What does the broader European investment recovery mean for Central European principals?

The macro backdrop supports the thesis that Central European principals are entering a favourable window. European real estate investment volumes are forecast to rise by around 18% in 2026, according to Savills, as pricing firms up, macroeconomic conditions stabilise, and institutional capital returns to the sector. This projected acceleration comes even as Eurozone GDP is expected to expand by just under 1.0% in 2026, a slowdown compared to 2025 driven by lingering impacts of tariffs, according to CBRE.

The divergence between modest GDP growth and a robust investment volume recovery reflects a structural reallocation rather than a cyclical bounce. Institutional investors who paused deployment during the repricing period of 2023-2024 are now re-entering with clearer pricing benchmarks and a preference for operational platforms that generate income rather than relying solely on capital appreciation. This environment favours principals like Passer and Vollmayr who control operating platforms and development pipelines, as opposed to passive capital vehicles waiting for market beta.
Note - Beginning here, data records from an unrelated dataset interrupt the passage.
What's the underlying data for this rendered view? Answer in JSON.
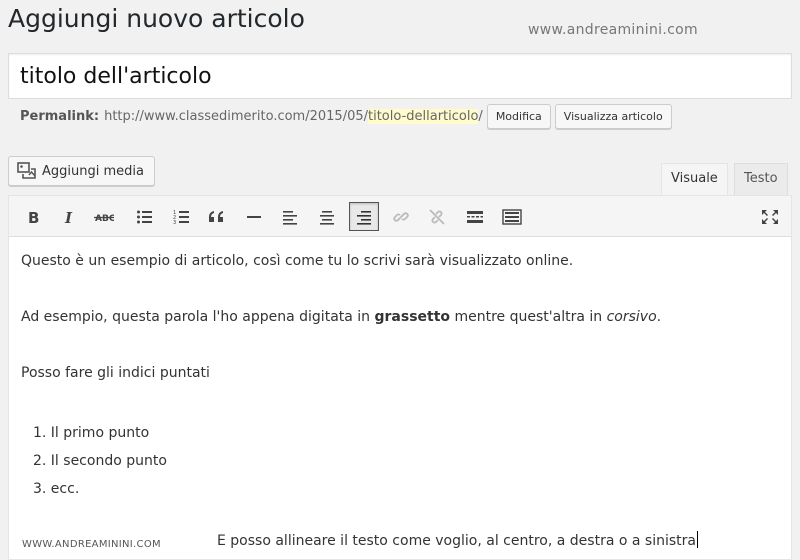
{
  "page": {
    "title": "Aggiungi nuovo articolo",
    "watermark_top": "www.andreaminini.com",
    "watermark_bottom": "WWW.ANDREAMININI.COM"
  },
  "post": {
    "title_value": "titolo dell'articolo",
    "permalink_label": "Permalink:",
    "permalink_base": "http://www.classedimerito.com/2015/05/",
    "permalink_slug": "titolo-dellarticolo",
    "permalink_trailing": "/",
    "edit_button": "Modifica",
    "view_button": "Visualizza articolo"
  },
  "editor": {
    "add_media_label": "Aggiungi media",
    "tabs": [
      {
        "label": "Visuale",
        "active": true
      },
      {
        "label": "Testo",
        "active": false
      }
    ],
    "toolbar": [
      {
        "icon": "bold-icon"
      },
      {
        "icon": "italic-icon"
      },
      {
        "icon": "strikethrough-icon"
      },
      {
        "icon": "bulleted-list-icon"
      },
      {
        "icon": "numbered-list-icon"
      },
      {
        "icon": "blockquote-icon"
      },
      {
        "icon": "horizontal-line-icon"
      },
      {
        "icon": "align-left-icon"
      },
      {
        "icon": "align-center-icon"
      },
      {
        "icon": "align-right-icon",
        "active": true
      },
      {
        "icon": "insert-link-icon",
        "disabled": true
      },
      {
        "icon": "remove-link-icon",
        "disabled": true
      },
      {
        "icon": "read-more-icon"
      },
      {
        "icon": "toolbar-toggle-icon"
      },
      {
        "icon": "fullscreen-icon"
      }
    ],
    "content": {
      "p1": "Questo è un esempio di articolo, così come tu lo scrivi sarà visualizzato online.",
      "p2_before": "Ad esempio, questa parola l'ho appena digitata in ",
      "p2_bold": "grassetto",
      "p2_middle": " mentre quest'altra in ",
      "p2_italic": "corsivo",
      "p2_after": ".",
      "p3": "Posso fare gli indici puntati",
      "list": [
        "1. Il primo punto",
        "2. Il secondo punto",
        "3. ecc."
      ],
      "p4": "E  posso allineare il testo come voglio, al centro, a destra o a sinistra"
    }
  }
}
Central European markets, particularly the Czech Republic and Poland, benefit from a structural yield premium over Western European gateway cities, combined with improving liquidity and deeper pools of institutional-grade stock. The principals building platforms in these markets are creating the investable universe that larger allocators require. Every new office building delivered to EPBD-aligned specifications in Prague, and every serviced apartment portfolio assembled across multiple European jurisdictions, expands the set of assets available for institutional deployment.
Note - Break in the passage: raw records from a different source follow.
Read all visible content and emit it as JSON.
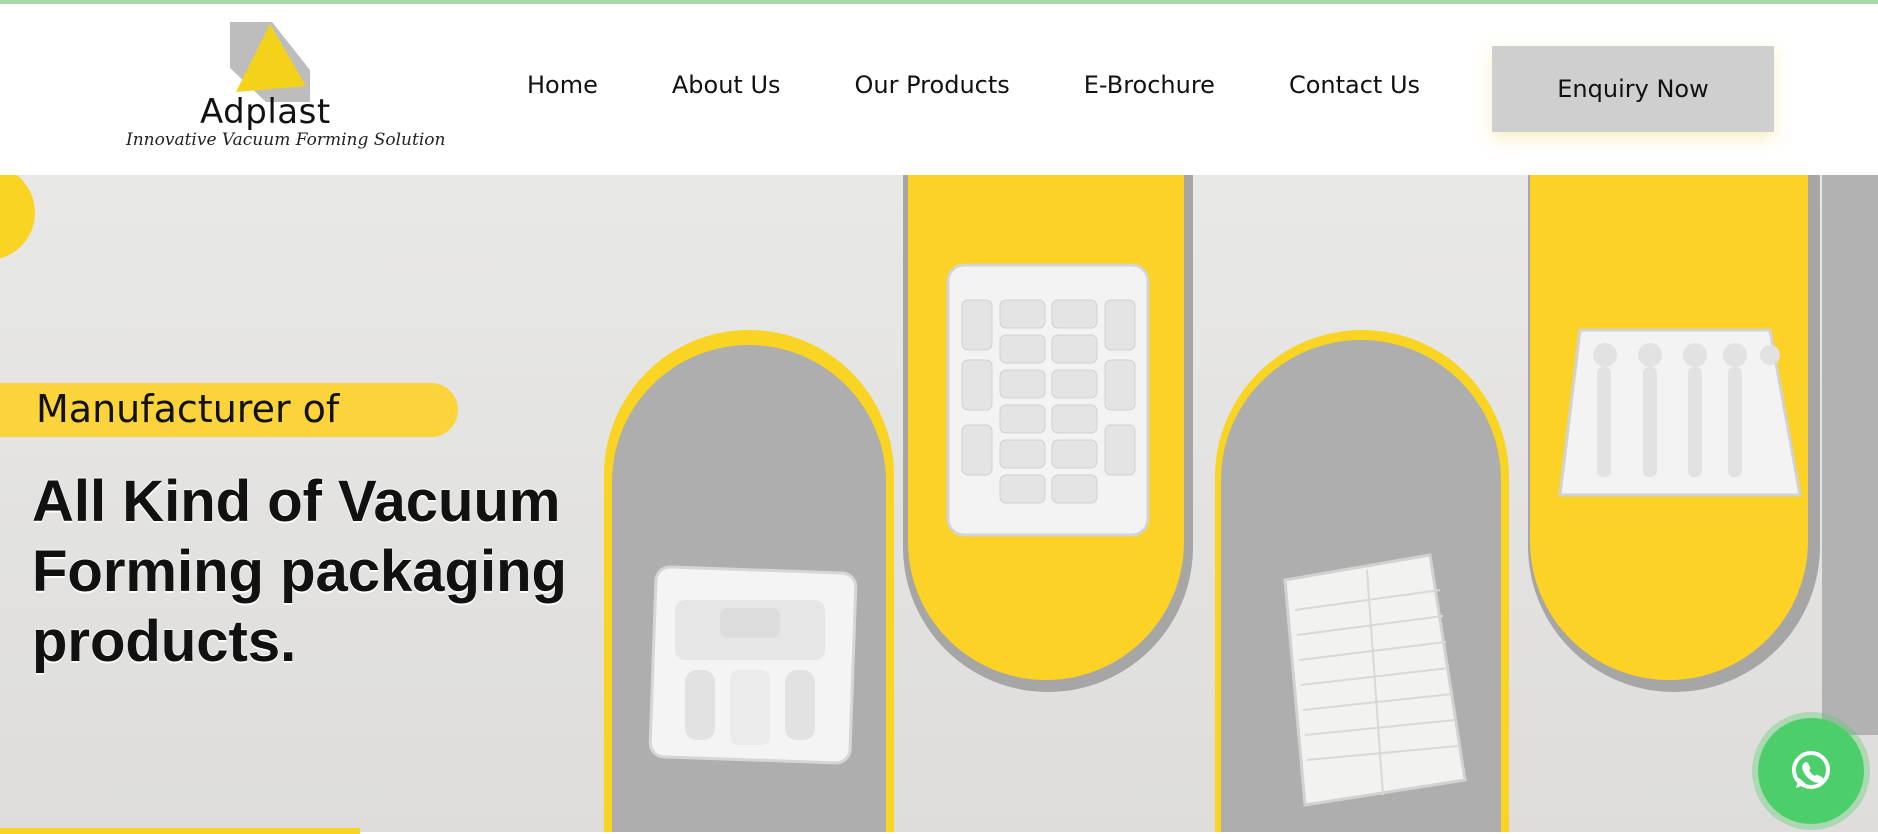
{
  "brand": {
    "name": "Adplast",
    "tagline": "Innovative Vacuum Forming Solution",
    "colors": {
      "yellow": "#F9D423",
      "gray": "#A6A6A6",
      "whatsapp": "#4CCF6B"
    }
  },
  "nav": {
    "items": [
      {
        "label": "Home"
      },
      {
        "label": "About Us"
      },
      {
        "label": "Our Products"
      },
      {
        "label": "E-Brochure"
      },
      {
        "label": "Contact Us"
      }
    ],
    "cta_label": "Enquiry Now"
  },
  "hero": {
    "eyebrow": "Manufacturer of",
    "headline": "All Kind of Vacuum Forming packaging products."
  },
  "icons": {
    "whatsapp": "whatsapp-icon",
    "logo": "logo-triangle-icon"
  }
}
Stuart Gibson and the APAC-to-Europe logistics corridor

Stuart Gibson co-founded ESR Group, one of the largest logistics and industrial real estate platforms in Asia-Pacific, which maintains a European arm. In 2024, Starwood Capital acquired an equity stake in ESR Group through a structured transaction, according to PR Newswire. While this transaction predates the current reporting period and ESR Group's primary focus remains in APAC, the Starwood involvement illustrates the global connectivity of logistics real estate capital and the growing interest of US-based managers in platforms with multi-regional reach.

The logistics sector continues to attract the deepest pools of cross-border capital in European real estate, driven by structural demand from e-commerce, supply chain reconfiguration, and nearshoring. Principals with established operational platforms in logistics, whether originating in APAC or Central Europe, represent natural counterparties for institutional investors seeking to deploy into the sector at scale.
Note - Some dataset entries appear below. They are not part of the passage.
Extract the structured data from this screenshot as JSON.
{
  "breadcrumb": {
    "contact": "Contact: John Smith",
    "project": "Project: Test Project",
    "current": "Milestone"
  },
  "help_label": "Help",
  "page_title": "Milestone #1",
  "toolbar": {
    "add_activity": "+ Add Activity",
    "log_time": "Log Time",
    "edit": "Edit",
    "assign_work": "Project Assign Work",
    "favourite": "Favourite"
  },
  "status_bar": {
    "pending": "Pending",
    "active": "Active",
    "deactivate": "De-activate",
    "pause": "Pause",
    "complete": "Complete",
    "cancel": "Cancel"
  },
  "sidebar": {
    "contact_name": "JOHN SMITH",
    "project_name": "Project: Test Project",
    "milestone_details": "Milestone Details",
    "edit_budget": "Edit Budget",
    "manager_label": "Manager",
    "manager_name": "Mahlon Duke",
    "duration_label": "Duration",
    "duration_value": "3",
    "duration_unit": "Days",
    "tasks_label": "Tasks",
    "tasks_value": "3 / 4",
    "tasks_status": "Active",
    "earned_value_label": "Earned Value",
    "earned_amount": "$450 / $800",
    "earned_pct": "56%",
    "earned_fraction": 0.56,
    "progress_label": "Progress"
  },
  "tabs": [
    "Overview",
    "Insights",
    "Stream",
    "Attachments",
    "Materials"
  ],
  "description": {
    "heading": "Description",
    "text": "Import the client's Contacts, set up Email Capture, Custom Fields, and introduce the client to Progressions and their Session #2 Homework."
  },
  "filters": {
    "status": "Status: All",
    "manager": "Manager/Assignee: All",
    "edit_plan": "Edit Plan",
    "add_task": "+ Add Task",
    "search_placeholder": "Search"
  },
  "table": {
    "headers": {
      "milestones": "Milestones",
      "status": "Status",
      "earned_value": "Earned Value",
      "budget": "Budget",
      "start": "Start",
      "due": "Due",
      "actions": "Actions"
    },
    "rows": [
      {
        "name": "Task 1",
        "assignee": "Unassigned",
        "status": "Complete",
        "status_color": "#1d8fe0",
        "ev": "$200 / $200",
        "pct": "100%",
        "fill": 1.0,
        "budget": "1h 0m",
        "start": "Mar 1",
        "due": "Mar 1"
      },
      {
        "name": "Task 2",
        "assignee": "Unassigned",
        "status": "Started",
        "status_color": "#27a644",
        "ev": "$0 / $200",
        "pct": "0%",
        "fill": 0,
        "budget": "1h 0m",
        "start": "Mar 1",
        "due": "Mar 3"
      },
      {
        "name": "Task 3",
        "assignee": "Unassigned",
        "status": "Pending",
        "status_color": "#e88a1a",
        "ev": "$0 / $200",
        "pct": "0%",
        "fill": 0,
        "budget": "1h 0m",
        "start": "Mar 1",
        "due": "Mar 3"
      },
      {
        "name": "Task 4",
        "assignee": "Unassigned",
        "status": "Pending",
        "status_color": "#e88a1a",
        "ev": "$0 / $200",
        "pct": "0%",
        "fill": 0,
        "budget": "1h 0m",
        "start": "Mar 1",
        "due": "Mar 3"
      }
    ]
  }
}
A new corridor of capital formation

The principals profiled here share a common characteristic: each has built an operating platform that creates institutional-grade product, rather than simply allocating third-party capital into existing assets. This distinction matters in a market where the supply of investable stock, particularly stock aligned with incoming EPBD requirements, is a binding constraint on deployment.

Radim Passer's Passerinvest Group is expanding Prague's institutional office supply at a moment when sustainability regulation is raising the bar for existing stock. Josef Vollmayr's limehome is assembling a pan-European serviced apartment platform backed by institutional credit. Together with principals operating across logistics and other sectors, they represent a generation of Central European dealmakers whose platforms are becoming essential infrastructure for cross-border capital flows.

GRI Institute tracks these principals and their platforms through its network of senior leaders in real estate and infrastructure. As European investment volumes accelerate toward the 18% growth forecast for 2026, the ability to identify operator-principals with institutional-scale ambitions, and to engage with them directly, becomes a strategic advantage for allocators seeking to deploy into a recovering market.

The Central European capital corridor is no longer a peripheral opportunity. It is a structural feature of the European investment landscape, and the principals building within it are setting the terms for the next cycle of institutional deployment.